SOCORRO – Constrangido com as informações passada pela Coordenadora, o secretário de Saúde Clebão do Posto informou que prefeitura não dispõe de verba para manutenção preventiva dos veículos. E que as ambulâncias paradas ocupam espaço no pátio sem que, infelizmente, possa fazer nada e confirmou que até mesmo o transporte da UPA para a Santa Casa estaria sendo realizado pelo Cresamu, o que não é de sua competência. O "quebra galho" é uma forma de ajudar a sanar o problema. Os serviços de média e baixa complexidade deveriam ser realizados por ambulâncias do município sob a responsabilidade da Prefeitura.

SOCORRO 2 – Revoltado com a situação Clebão vaticinou: “se não houver dinheiro a situação só vai piorar” e o Legislativo tem de ajudar a resolver essa questão eu não vou ficar aqui só para ouvir reclamação, disse.

SOCORRO 3 - Os vereadores ficaram decepcionados com os esclarecimentos prestados pela Coordenadora Marly, e ficou claro que a terceirização do serviço de resgate e atendimento a ocorrência deixou a desejar e que o município está sem verba. Para o vereador Márcio, uma única ambulância em Santa Isabel com outra em plantão virtual em Arujá é insuficiente: - São mais de vinte minutos entre uma cidade e outra e, se a viatura a de lá estiver empenhada em outra ocorrência?

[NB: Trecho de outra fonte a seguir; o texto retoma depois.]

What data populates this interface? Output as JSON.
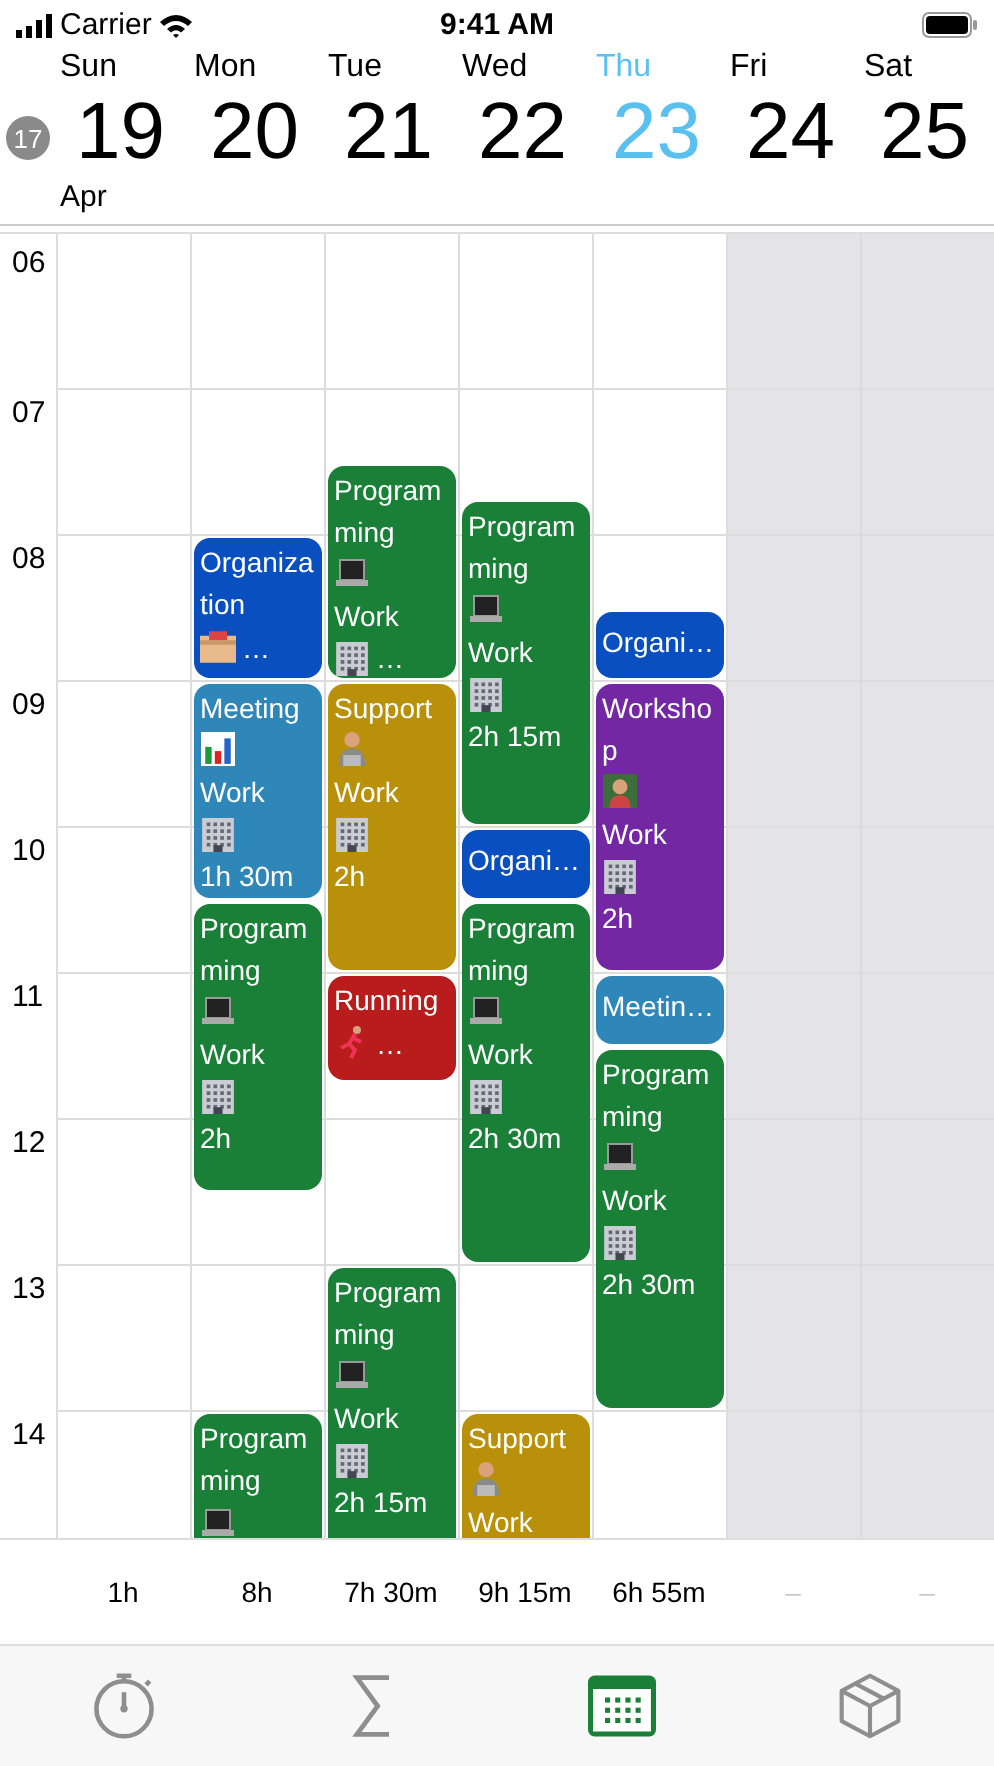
{
  "status_bar": {
    "carrier": "Carrier",
    "time": "9:41 AM"
  },
  "week_badge": "17",
  "month": "Apr",
  "hours": [
    "06",
    "07",
    "08",
    "09",
    "10",
    "11",
    "12",
    "13",
    "14"
  ],
  "days": [
    {
      "name": "Sun",
      "date": "19",
      "today": false,
      "off": false,
      "total": "1h"
    },
    {
      "name": "Mon",
      "date": "20",
      "today": false,
      "off": false,
      "total": "8h",
      "events": [
        {
          "kind": "organization",
          "color": "#0a4fbf",
          "title": "Organization",
          "more": "…"
        },
        {
          "kind": "meeting",
          "color": "#2f86b8",
          "title": "Meeting",
          "category": "Work",
          "duration": "1h 30m"
        },
        {
          "kind": "programming",
          "color": "#1a7f37",
          "title": "Programming",
          "category": "Work",
          "duration": "2h"
        },
        {
          "kind": "programming",
          "color": "#1a7f37",
          "title": "Programming"
        }
      ]
    },
    {
      "name": "Tue",
      "date": "21",
      "today": false,
      "off": false,
      "total": "7h 30m",
      "events": [
        {
          "kind": "programming",
          "color": "#1a7f37",
          "title": "Programming",
          "category": "Work",
          "more": "…"
        },
        {
          "kind": "support",
          "color": "#b8900a",
          "title": "Support",
          "category": "Work",
          "duration": "2h"
        },
        {
          "kind": "running",
          "color": "#b81c1c",
          "title": "Running",
          "more": "…"
        },
        {
          "kind": "programming",
          "color": "#1a7f37",
          "title": "Programming",
          "category": "Work",
          "duration": "2h 15m"
        }
      ]
    },
    {
      "name": "Wed",
      "date": "22",
      "today": false,
      "off": false,
      "total": "9h 15m",
      "events": [
        {
          "kind": "programming",
          "color": "#1a7f37",
          "title": "Programming",
          "category": "Work",
          "duration": "2h 15m"
        },
        {
          "color": "#0a4fbf",
          "title": "Organi…"
        },
        {
          "kind": "programming",
          "color": "#1a7f37",
          "title": "Programming",
          "category": "Work",
          "duration": "2h 30m"
        },
        {
          "kind": "support",
          "color": "#b8900a",
          "title": "Support",
          "category": "Work"
        }
      ]
    },
    {
      "name": "Thu",
      "date": "23",
      "today": true,
      "off": false,
      "total": "6h 55m",
      "events": [
        {
          "color": "#0a4fbf",
          "title": "Organi…"
        },
        {
          "kind": "workshop",
          "color": "#7327a3",
          "title": "Workshop",
          "category": "Work",
          "duration": "2h"
        },
        {
          "color": "#2f86b8",
          "title": "Meetin…"
        },
        {
          "kind": "programming",
          "color": "#1a7f37",
          "title": "Programming",
          "category": "Work",
          "duration": "2h 30m"
        }
      ]
    },
    {
      "name": "Fri",
      "date": "24",
      "today": false,
      "off": true,
      "total": "–"
    },
    {
      "name": "Sat",
      "date": "25",
      "today": false,
      "off": true,
      "total": "–"
    }
  ],
  "tabs": [
    {
      "kind": "timer",
      "selected": false
    },
    {
      "kind": "sum",
      "selected": false
    },
    {
      "kind": "calendar",
      "selected": true
    },
    {
      "kind": "box",
      "selected": false
    }
  ]
}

Virá a de Mogi?

SOCORRO 4 – Diante do custo apresentado pela Coordenadora de 68 mil reais mensais para manter mais uma ambulância da cidade os vereadores até sugeriram corte de despesas, mas depois decidiram que vão solicitar ao executivo para enviar uma emenda na LDO (Lei de Diretrizes Orçamentárias) do próximo ano incluindo a despesa no orçamento.

SOCORRO 5 – Para a solução imediata podem propor, já na próxima sessão, uma mudança no atual orçamento canalizando as emendas impositivas para o fim de recuperação e manutenção de ambulâncias da prefeitura. As emendas impositivas de 2018 foram vetadas pela Prefeita Fábia exatamente porque direcionam de forma genérica para setores da administração pública.

SOCORRO 6 – Outra solução apresentada pelo vereador Luizão é o atual presidente da Camara, Negavan liberar parte da devolução dos recursos do Legislativo para a saúde, como já foi feito em outras ocasiões. Anualmente a Câmara recebe cerca de 7% do orçamento do município para suas despesas e, normalmente, o excedente é devolvido ao executivo no final do ano.

DANÇA DAS CADEIRAS – Prevendo o desembarque do Clebão da Saúde, a prefeita Fábia Porto convidou o vereador Márcio Pinho para substituí-lo na pasta. Márcio, relutante com o desafio já respondeu: - Só se for com liberdade para rever todos os contratos assinados pela prefeitura na área da saúde!